Apache Spark is a fast and general-purpose scalable data processing system. It provides high-level APIs in Java, Scala, Python and R that facilitate both batch processing and interactive data analysis in parallel and distributed in large clusters. It also supports a rich set of higher-level libraries including Spark SQL for structured analytical queries, MLlib for machine learning, Spark Streaming for data-in-motion analyses, and GraphX for graph analytics.

Graph analytics is of major interest across different industry real-world problems and academic research. It has successfully been applied in many cases to mine relationships among nodes.

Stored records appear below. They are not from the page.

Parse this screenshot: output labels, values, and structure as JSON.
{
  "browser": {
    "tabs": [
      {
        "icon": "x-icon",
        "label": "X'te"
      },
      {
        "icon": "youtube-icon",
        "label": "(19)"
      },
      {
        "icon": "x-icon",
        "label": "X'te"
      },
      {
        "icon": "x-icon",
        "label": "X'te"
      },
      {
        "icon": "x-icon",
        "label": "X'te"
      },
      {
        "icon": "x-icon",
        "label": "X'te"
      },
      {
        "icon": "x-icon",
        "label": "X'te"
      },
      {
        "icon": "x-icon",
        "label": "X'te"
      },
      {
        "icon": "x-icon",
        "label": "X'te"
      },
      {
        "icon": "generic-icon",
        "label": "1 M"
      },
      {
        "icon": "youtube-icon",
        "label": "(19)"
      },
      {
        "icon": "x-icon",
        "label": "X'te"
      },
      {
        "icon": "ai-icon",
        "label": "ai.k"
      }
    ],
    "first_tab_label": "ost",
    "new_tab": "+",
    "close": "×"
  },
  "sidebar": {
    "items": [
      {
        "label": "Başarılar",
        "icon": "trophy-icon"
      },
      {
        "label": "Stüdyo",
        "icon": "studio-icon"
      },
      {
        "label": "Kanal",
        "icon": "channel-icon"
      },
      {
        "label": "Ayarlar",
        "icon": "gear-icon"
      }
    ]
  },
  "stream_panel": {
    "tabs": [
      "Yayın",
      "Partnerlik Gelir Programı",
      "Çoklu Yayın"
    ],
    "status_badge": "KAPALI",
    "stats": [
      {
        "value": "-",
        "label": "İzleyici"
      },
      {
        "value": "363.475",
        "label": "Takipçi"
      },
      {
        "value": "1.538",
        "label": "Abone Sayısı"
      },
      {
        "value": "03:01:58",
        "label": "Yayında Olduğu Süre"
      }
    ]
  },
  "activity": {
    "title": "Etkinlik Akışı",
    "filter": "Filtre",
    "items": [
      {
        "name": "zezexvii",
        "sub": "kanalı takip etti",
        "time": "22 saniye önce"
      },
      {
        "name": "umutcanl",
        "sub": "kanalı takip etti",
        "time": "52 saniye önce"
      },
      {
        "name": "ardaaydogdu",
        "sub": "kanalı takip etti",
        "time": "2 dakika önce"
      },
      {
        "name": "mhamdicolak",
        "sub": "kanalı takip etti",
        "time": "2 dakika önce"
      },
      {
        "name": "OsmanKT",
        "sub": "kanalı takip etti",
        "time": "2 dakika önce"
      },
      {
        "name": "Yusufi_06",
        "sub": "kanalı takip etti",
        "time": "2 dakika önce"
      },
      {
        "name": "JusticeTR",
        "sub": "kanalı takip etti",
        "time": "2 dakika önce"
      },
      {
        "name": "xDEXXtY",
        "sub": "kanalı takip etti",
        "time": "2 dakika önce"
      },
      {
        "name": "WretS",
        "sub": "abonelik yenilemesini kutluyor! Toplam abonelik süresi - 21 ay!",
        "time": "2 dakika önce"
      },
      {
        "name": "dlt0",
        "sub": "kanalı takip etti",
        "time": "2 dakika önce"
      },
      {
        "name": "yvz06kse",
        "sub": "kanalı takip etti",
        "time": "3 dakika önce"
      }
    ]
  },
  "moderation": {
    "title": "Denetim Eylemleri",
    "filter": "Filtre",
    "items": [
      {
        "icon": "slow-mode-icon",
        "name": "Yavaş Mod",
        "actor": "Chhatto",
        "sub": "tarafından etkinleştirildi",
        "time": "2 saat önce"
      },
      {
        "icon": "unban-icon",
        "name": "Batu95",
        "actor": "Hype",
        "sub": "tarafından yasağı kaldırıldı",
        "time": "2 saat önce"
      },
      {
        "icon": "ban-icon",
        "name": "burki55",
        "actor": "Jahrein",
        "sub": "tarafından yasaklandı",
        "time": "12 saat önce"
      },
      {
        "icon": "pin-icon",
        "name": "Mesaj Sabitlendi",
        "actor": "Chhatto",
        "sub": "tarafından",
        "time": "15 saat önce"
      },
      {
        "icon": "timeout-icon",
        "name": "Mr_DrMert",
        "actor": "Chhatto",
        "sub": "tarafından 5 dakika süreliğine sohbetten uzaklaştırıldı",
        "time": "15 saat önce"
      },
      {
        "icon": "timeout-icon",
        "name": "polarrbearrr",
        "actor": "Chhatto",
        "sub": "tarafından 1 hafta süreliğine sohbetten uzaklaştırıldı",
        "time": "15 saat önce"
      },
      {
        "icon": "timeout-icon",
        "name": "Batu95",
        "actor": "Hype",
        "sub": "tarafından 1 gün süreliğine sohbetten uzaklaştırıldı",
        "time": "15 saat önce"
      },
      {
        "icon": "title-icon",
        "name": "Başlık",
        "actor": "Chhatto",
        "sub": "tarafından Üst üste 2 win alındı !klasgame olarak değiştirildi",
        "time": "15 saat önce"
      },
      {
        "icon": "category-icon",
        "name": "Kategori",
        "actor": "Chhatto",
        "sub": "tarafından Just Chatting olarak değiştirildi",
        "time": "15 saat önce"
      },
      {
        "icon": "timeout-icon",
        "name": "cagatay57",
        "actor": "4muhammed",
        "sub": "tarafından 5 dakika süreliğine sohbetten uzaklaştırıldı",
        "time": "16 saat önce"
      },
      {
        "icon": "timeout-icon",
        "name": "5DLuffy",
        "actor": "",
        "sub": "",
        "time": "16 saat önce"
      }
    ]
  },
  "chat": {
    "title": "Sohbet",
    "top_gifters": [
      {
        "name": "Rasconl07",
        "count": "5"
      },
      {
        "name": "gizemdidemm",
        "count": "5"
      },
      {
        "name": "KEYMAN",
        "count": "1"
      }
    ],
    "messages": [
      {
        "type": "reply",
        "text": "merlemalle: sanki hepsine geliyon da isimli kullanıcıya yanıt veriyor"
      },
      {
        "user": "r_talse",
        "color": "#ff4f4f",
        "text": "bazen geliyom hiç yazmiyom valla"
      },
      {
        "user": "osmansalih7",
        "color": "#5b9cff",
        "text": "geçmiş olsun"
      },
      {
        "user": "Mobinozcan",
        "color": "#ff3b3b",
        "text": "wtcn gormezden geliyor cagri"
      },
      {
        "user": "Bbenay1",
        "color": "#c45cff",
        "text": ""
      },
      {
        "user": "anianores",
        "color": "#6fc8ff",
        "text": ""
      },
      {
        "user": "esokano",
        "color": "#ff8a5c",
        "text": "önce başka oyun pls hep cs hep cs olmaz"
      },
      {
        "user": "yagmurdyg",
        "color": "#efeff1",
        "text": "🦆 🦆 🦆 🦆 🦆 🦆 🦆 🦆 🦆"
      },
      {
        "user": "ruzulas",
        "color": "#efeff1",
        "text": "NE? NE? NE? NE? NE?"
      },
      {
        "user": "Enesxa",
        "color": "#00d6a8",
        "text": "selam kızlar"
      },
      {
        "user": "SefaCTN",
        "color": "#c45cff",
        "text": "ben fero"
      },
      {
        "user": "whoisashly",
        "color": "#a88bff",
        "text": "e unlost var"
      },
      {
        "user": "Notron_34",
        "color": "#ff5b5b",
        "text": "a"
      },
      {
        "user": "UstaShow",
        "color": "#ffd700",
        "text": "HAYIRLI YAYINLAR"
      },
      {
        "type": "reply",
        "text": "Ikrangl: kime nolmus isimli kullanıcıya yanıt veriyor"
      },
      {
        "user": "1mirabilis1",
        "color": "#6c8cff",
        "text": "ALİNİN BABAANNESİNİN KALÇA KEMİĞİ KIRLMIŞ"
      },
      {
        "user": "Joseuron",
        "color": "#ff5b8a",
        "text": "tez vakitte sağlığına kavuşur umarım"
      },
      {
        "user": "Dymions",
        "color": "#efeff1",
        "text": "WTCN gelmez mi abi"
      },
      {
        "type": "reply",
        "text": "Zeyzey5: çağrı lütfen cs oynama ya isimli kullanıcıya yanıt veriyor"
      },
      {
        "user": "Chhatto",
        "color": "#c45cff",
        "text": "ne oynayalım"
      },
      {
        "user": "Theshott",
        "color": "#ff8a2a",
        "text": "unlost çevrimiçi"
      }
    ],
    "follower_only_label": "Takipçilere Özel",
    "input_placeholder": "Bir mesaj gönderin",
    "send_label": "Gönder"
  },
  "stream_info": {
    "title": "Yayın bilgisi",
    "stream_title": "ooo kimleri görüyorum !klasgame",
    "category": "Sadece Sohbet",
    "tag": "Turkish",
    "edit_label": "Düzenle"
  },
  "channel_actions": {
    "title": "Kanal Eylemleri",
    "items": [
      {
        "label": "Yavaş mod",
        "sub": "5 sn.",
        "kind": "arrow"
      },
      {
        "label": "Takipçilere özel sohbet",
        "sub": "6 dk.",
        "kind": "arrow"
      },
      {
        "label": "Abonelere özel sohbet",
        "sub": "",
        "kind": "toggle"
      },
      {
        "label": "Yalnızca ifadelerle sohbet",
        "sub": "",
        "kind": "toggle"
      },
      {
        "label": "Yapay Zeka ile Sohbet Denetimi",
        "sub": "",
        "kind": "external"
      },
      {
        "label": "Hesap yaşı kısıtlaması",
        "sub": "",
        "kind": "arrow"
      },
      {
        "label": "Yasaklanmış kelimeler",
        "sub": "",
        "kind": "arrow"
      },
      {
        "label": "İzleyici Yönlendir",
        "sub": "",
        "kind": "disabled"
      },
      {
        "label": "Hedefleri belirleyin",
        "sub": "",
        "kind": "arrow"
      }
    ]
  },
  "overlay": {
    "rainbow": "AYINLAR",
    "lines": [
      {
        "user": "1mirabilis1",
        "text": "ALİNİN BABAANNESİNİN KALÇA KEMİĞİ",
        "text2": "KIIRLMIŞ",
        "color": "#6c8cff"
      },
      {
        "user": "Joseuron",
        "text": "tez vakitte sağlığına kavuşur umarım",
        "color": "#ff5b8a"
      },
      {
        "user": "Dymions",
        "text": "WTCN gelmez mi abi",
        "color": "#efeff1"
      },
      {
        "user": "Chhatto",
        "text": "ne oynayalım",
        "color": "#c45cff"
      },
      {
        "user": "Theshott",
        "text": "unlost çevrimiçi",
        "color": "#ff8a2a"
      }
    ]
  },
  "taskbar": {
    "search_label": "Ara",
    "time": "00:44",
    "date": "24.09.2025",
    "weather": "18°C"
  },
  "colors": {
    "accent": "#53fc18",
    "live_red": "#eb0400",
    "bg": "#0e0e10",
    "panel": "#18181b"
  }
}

In this tutorial, we provide an overview on the recently released Spark 2.0 and on graph analytics theory. Then, we especially focus on how to process and mine large graphs using Spark GraphX library. We show how frequently used graph mining tasks, such as link prediction, community detection, and recommendation can easily be implemented in GraphX, applying to large real-world graphs.


Ana Paula Appel – IBM Research Brazil
Renan Souza – IBM Research Brazil

Ana Paula is a Research Staff Member in the recently created IBM Research - Brazil working in Social Data Analytics Group. She joined IBM Brazil in February 2012. Ana Paula has a B.S. in Computer Science from the Federal University of Sao Carlos (UFSCar), a M. Sc. and Ph.D. degree also in Computer Science from the State University of Sao Paulo (USP) under the guidance of Prof. Dr. Caetano Traina Jr. She has an year internship at Carnegie Mellon University (CMU) under the supervision of Prof. Dr. Christos Faloutsos. She also has a post-doc at Federal University of Sao Carlos (UFSCar) working with Prof. Dr. Estevam Hruschka. Ana Paula's research interests are in the field of graph and data mining work, specially applied to social data.

Renan Souza is a Research Software Engineer at IBM Research Brazil and a computer science PhD student at COPPE - Federal University of Rio de Janeiro (UFRJ). He holds a master's (2015) and a bachelor's (2013) degrees in computer science from UFRJ. He took a school year at Missouri State University and a summer internship at Stanford University. His main interests include parallel and distributed data processing, high performance computing, and big data management and analytics.